Formal proof for supremum of $A=\{1+\frac{1}{n}:n\in\mathbb{N}\}$ is $2$.

Question

Let $A=\{1+\frac{1}{n}:n\in\mathbb{N}\}$. By intuition, I know the supremum is $2$. I want to prove that $2$ is $\sup(A)$ formally using this definition:

Let $A\subseteq \mathbb{R}$ be bounded above set. Then $u$ is called least upper bound (supremum) of $A$ if:
(i) $u$ is upper bound of $A$, i.e. $a\leq u$, for all $a\in A$.
(ii) $u$ is least upper bound of $A$, i.e. for all $\varepsilon>0$, there exists $c\in A$ such that $u-\varepsilon<c.$

For (i), we know that $\frac{1}{n}\leq 1$, for all $n\in\mathbb{N}$. So, we can get $1+\frac{1}{n}\leq 2$, for all $n\in\mathbb{N}$. From this, we have proved that $2$ is upper bound of $A$.
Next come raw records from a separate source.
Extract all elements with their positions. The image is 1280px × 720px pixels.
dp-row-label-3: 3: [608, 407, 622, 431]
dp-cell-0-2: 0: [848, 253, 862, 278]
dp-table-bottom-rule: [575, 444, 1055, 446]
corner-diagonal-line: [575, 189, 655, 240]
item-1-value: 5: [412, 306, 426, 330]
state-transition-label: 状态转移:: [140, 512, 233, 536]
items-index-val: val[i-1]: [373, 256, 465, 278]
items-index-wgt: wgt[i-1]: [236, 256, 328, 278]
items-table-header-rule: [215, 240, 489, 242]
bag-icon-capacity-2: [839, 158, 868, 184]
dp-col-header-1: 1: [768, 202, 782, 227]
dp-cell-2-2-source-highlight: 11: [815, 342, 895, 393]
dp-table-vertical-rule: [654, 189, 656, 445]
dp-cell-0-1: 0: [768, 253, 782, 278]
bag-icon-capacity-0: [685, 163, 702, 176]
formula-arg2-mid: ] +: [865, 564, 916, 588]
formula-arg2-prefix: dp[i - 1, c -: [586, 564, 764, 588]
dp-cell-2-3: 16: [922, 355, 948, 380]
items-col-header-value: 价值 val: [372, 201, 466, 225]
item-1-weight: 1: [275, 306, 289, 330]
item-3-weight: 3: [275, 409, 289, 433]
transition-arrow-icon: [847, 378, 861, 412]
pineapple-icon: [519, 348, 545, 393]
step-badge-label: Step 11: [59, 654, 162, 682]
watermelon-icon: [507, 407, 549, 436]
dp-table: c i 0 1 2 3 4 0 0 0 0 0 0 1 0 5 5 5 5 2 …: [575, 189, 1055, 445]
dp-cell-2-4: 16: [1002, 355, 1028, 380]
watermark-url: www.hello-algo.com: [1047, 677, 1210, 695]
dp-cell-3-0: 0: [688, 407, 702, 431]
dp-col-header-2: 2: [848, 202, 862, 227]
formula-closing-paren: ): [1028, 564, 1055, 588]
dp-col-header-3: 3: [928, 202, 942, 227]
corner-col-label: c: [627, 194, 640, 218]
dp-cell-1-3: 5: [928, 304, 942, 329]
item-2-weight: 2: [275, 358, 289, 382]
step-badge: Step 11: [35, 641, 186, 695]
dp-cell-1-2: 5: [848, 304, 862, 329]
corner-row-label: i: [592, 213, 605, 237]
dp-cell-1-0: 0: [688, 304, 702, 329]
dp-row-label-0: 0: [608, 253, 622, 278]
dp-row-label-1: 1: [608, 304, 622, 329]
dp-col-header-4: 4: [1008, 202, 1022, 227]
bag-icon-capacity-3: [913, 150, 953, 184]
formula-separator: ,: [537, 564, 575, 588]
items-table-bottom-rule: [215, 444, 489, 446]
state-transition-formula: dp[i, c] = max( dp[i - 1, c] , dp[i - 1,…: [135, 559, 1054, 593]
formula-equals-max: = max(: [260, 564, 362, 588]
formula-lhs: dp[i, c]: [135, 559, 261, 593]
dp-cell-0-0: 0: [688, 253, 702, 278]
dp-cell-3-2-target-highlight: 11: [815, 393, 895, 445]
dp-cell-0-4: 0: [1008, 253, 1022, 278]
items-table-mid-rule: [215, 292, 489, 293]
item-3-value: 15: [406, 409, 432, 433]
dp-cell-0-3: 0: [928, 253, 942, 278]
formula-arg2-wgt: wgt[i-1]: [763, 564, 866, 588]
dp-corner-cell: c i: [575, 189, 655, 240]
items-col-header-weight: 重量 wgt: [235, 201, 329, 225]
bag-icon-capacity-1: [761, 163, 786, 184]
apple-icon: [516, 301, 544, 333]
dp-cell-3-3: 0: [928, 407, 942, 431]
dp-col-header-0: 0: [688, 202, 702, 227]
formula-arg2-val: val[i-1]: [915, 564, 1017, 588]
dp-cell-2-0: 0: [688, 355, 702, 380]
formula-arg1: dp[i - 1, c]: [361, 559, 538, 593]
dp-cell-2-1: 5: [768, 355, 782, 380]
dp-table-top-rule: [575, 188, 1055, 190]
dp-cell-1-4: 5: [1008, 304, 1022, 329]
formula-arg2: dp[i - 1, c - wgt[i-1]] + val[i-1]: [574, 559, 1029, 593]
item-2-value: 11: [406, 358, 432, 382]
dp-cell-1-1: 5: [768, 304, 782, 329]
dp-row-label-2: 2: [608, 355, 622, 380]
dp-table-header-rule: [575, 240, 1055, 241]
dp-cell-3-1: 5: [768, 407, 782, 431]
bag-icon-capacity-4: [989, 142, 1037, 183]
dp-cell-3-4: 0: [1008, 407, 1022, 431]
For (ii). Let $\varepsilon>0$. I want to show that there exists $n\in\mathbb{N}$ such that $2-\varepsilon<1+\frac{1}{n}$. This is my attempt: \begin{align*} 2-\varepsilon<1+\frac{1}{n}\\ 1-\varepsilon<\frac{1}{n} \end{align*}

I want to manipulate $1-\varepsilon<\frac{1}{n}$ such that I can use Archimedian Property, but I got stuck there.

Can anyone show that $2$ is least upper bound of $A$?

Answer 1

You do not even need the Archimedean property. One can show that if a set $A$ has a maximum $m$, then $\sup A = m$. You can easily prove this by seeing that $m$ is an upper bound and if $u$ is an upperbound for $A$ then obviously $m\le u$ because $m \in A$.

Answer 2

Firstly, $\forall n\in \Bbb N: n\geq 1\Rightarrow \frac 1n\leq 1\Rightarrow 1+\frac 1n \leq 2$, so $2$ is an upper bound of $A$. But $2\in A$, so $maxA=2$, which means that $supA=2$.

Answer 3

Your definition (ii) isn't correct - you have changed the $u$ to $a$, and also letting $a=c$ makes the definition automatically true.

A better definition is that $u$ is a least upper bound if, $\forall c$ with $c$ as an upper bound, $u\le c$.

Your sequence is readily solved by noting that it is monotonic and tightly bounded above by $2$.